Panama - Day 4

Panama – Day 4

Day 4 proves to be perhaps our most moving day yet. We venture west again, but not up the mountain this time. We are told to be “ready”, as we will be visiting an area of extreme poverty. We wonder how it could be worse than what we saw at Rio Rita.

There are three indigenous tribes of people in Panama, and one of them live in a community called Loma Coba, our destination for the day. The church is called Dios de Grande (God is Good). The people are called “kuna” and originated from a series of islands off the north coast of Panama. We arrive in Loma Coba and see the church. It’s a much larger structure than the others we’ve seen, with a more traditional sanctuary and meeting hall. We go to the sanctuary and the president begins to describe his people and his church.

The altar is a replica of a canoe, which represents everything about the Kuna. They move between islands and the mainland on canoes. The Kuna people wear very decorative clothing, and artwork is important to them. This mainland community of the Kuna was established following “Operation Just Cause”, which comes up here often. On the back end of Just Cause, some of the land of the previous regime is donated to the people, and some of the Kuna claimed this spot. Women of the congregation arrive and show us their traditional clothing. The church is without a pastor today and they are actively seeking to call a new man to lead this congregation. They have a vacancy pastor that preaches on Sunday but is not present in the community during the week.

Then we meet Jasmine. Jasmine stands up and says in broken English “I am Lutheran to the middle”. When Jasmine was very young her family was among the founding families of the church, and the church originally met in their family home. Now at the age of 28, she and her siblings are all active in this church. Jasmine leads the children’s ministry. Her energy is high and contagious. She has a huge smile and is very animated as she describes her children’s ministry. For VBS, they might have 100 or more kids.

Kuna Women in Traditional Clothing

These people are incredibly friendly. They take us on a walk to show us their gardens. One woman describes losing her father the year previous and how her pineapple trees were planted in his memory. We walk part of the community and then board the bus with the Kuna to see a new area of their ministry. We drive about 10 minutes to a different community where the poverty is more extreme. This is a newer community that is without a church. This is a mission field for Dios es Grande, and this is where they recently held VBS. We are taken to the home of a sponsoring family for this ministry. He invites us into his home and we see a breathtaking view of the community from his porch. Jasmine joins us on the porch and points out homes where they have been invited in to lead services, bible studies and VBS. The patriarch of the family joins us on the porch (a retired teacher) and he describes how the ministry is changing lives in this community. This is “front line” mission ministry, done by the Kuna, for the Kuna.

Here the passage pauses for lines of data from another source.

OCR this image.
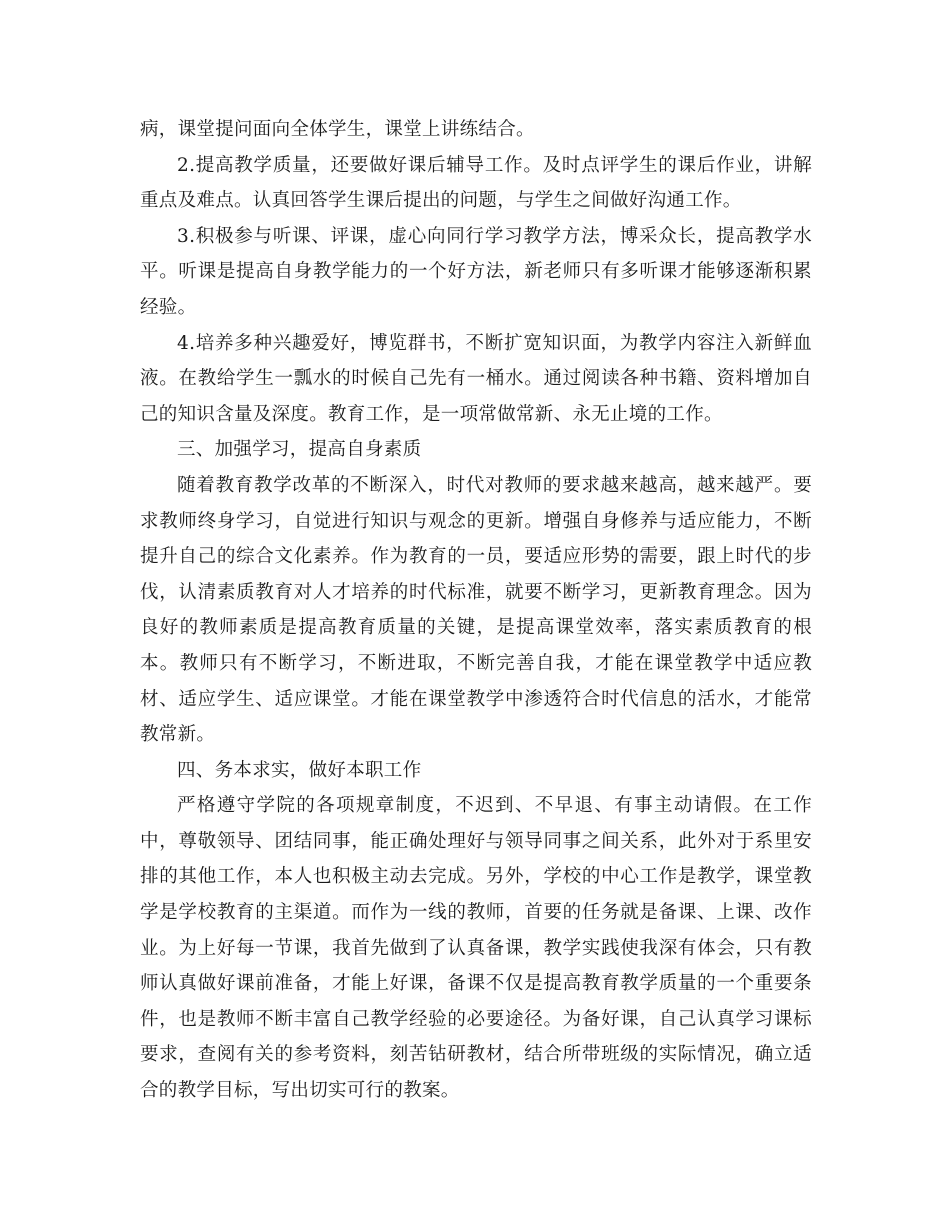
病，课堂提问面向全体学生，课堂上讲练结合。

2.提高教学质量，还要做好课后辅导工作。及时点评学生的课后作业，讲解重点及难点。认真回答学生课后提出的问题，与学生之间做好沟通工作。

3.积极参与听课、评课，虚心向同行学习教学方法，博采众长，提高教学水平。听课是提高自身教学能力的一个好方法，新老师只有多听课才能够逐渐积累经验。

4.培养多种兴趣爱好，博览群书，不断扩宽知识面，为教学内容注入新鲜血液。在教给学生一瓢水的时候自己先有一桶水。通过阅读各种书籍、资料增加自己的知识含量及深度。教育工作，是一项常做常新、永无止境的工作。

三、加强学习，提高自身素质

随着教育教学改革的不断深入，时代对教师的要求越来越高，越来越严。要求教师终身学习，自觉进行知识与观念的更新。增强自身修养与适应能力，不断提升自己的综合文化素养。作为教育的一员，要适应形势的需要，跟上时代的步伐，认清素质教育对人才培养的时代标准，就要不断学习，更新教育理念。因为良好的教师素质是提高教育质量的关键，是提高课堂效率，落实素质教育的根本。教师只有不断学习，不断进取，不断完善自我，才能在课堂教学中适应教材、适应学生、适应课堂。才能在课堂教学中渗透符合时代信息的活水，才能常教常新。

四、务本求实，做好本职工作

严格遵守学院的各项规章制度，不迟到、不早退、有事主动请假。在工作中，尊敬领导、团结同事，能正确处理好与领导同事之间关系，此外对于系里安排的其他工作，本人也积极主动去完成。另外，学校的中心工作是教学，课堂教学是学校教育的主渠道。而作为一线的教师，首要的任务就是备课、上课、改作业。为上好每一节课，我首先做到了认真备课，教学实践使我深有体会，只有教师认真做好课前准备，才能上好课，备课不仅是提高教育教学质量的一个重要条件，也是教师不断丰富自己教学经验的必要途径。为备好课，自己认真学习课标要求，查阅有关的参考资料，刻苦钻研教材，结合所带班级的实际情况，确立适合的教学目标，写出切实可行的教案。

We go back to Dios es Grande for additional conversations. They describe what they want to do with their ministry, including the hope for a food pantry for the community. We see the upstairs “parsonage” that sits empty waiting for a new shepherd. They ask us for any advice we might have to help them grow, which is ironic because we have so much to learn from them. With so little, they expand their ministry into neighboring communities to tell others of the love of Christ.

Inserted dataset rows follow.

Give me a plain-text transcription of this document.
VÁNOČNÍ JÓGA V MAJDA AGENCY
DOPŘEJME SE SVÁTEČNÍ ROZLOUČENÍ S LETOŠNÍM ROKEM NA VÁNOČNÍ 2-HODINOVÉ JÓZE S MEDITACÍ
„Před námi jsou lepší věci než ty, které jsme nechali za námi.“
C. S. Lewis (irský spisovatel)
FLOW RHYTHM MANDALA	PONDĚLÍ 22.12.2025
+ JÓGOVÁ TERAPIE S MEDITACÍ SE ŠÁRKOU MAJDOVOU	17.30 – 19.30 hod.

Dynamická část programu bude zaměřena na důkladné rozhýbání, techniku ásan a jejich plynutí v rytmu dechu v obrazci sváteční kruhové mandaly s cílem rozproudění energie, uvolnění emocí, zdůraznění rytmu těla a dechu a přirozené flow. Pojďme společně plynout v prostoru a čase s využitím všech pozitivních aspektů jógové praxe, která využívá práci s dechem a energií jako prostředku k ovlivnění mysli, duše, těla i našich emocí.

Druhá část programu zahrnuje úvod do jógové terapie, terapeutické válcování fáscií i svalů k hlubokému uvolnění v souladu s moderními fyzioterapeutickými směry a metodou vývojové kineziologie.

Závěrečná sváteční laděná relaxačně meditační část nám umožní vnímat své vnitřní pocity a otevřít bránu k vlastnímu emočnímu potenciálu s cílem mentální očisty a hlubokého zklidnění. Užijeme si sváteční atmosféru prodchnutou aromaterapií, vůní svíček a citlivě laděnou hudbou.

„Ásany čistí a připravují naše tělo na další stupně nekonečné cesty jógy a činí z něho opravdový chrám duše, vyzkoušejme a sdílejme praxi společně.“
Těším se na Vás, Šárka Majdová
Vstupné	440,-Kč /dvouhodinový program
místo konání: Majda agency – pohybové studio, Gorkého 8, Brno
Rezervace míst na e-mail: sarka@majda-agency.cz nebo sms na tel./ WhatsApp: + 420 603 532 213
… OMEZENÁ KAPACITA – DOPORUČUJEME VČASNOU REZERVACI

We conclude our day with a visit with the President of the National Church and Brian, an LCMS missionary that is a plant from St. Louis. We discuss partnering opportunities and the need to be in conversation about what each other are doing in an effort to make maximum use of limited resources. We then regroup for a debriefing at the end of the day. Days are long; this last meeting doesn’t begin until after 11 pm. This is simultaneously exhausting and SO rewarding.